Author contribution: Chernevskaya EA, Meglei AYu — taxonomic microbiota profiling, serum biomarker tests, data analysis, manuscript preparation; Beloborodova NV — study design, final version of the manuscript; Buyakova IV, Kovaleva NYu, Gorshkov KM — patient recruitment and treatment, clinical data collection; ZakharchenkoVE — sample collection, final version of the manuscript. All authors read and approved the final version of the manuscript.

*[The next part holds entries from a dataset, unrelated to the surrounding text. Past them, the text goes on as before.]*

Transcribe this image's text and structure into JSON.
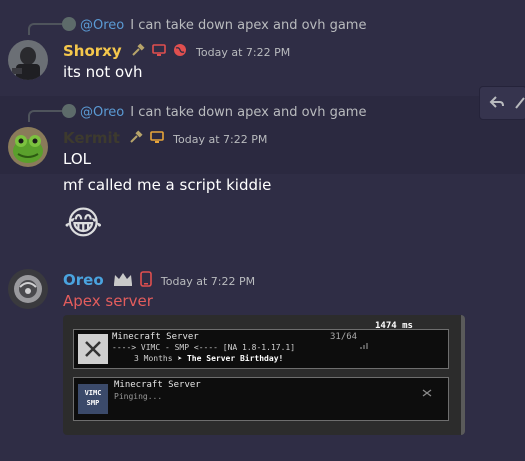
{
  "messages": [
    {
      "reply": {
        "mention": "@Oreo",
        "text": "I can take down apex and ovh game"
      },
      "username": "Shorxy",
      "username_color": "#f5c84c",
      "timestamp": "Today at 7:22 PM",
      "lines": [
        "its not ovh"
      ]
    },
    {
      "reply": {
        "mention": "@Oreo",
        "text": "I can take down apex and ovh game"
      },
      "username": "Kermit",
      "username_color": "#3d3a2e",
      "timestamp": "Today at 7:22 PM",
      "lines": [
        "LOL",
        "mf called me a script kiddie"
      ],
      "emoji": "😂"
    },
    {
      "username": "Oreo",
      "username_color": "#4aa3df",
      "timestamp": "Today at 7:22 PM",
      "lines": [
        "Apex server"
      ],
      "line_color": "#e35d5d",
      "embed": {
        "server1": {
          "title": "Minecraft Server",
          "players": "31/64",
          "latency": "1474 ms",
          "motd_line1": "----> VIMC - SMP <----  [NA 1.8-1.17.1]",
          "motd_line2": "3 Months",
          "motd_line2b": "➤ The Server Birthday!"
        },
        "server2": {
          "title": "Minecraft Server",
          "status": "Pinging...",
          "logo_text": "VIMC SMP"
        }
      }
    }
  ]
}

The term “chronic critical illness” (CCI) refers to patients with prolonged dependence on intensive care. In most patients, CCI is triggered by severe brain injury. Ever more studies researching the microbiota in pathologic conditions are published every year, but a lot is yet to be elucidated about the composition of the gut microbiota in CCI. The aim of this study was to investigate possible correlations between changes in the taxonomic abundance of the gut microbiota, levels of proinflammatory and neurological serum biomarkers and the severity of central nervous system injury in patients with CCI. Our prospective observational pilot study included 29 patients with CCI. Using real-time PCR allowed us to detected changes in the taxonomic abundance of the gut microbiota. The correlation analysis of serum biomarkers and the taxonomic composition of the gut microbiota revealed statistically significant correlations between cortisol levels and the abundance of F. prausnitzii (r = ‒0.62; p < 0.05) and B. thetaiotaomicron (r = ‒0.57; p < 0.05) in vegetative state patients; between the CRP/albumin ratio and the abundance of S. aureus (r = 0.72; p < 0.05); between the abundance of B. fragilis group/F. prausnitzii and S100 levels (r = 0.45; p <0.05) in conscious patients; between Glasgow coma scale scores and the abundance of Enterococcus spp. (r = ‒0.77; p <0.05) in both groups. Thus, the association between the changes in the taxonomic composition of the gut microbiota and the severity of neurologic deficit can be evaluated using PCR-based diagnostic techniques and blood serum biomarkers. This approach will help to optimize antibacterial treatment regimens and/or develop alternative strategies to minimize the aggressive effect of antibiotics on the gut microbiota.
Keywords: cortisol, gut microbiota, real-time PCR, biomarkers, gut-brain axis, chronic critical illness, procalcitonin, CRP/albumin ratio, Feacalibacterium prausnitzii, Bacteroides thetaiotaimicron, Enterococcus spp.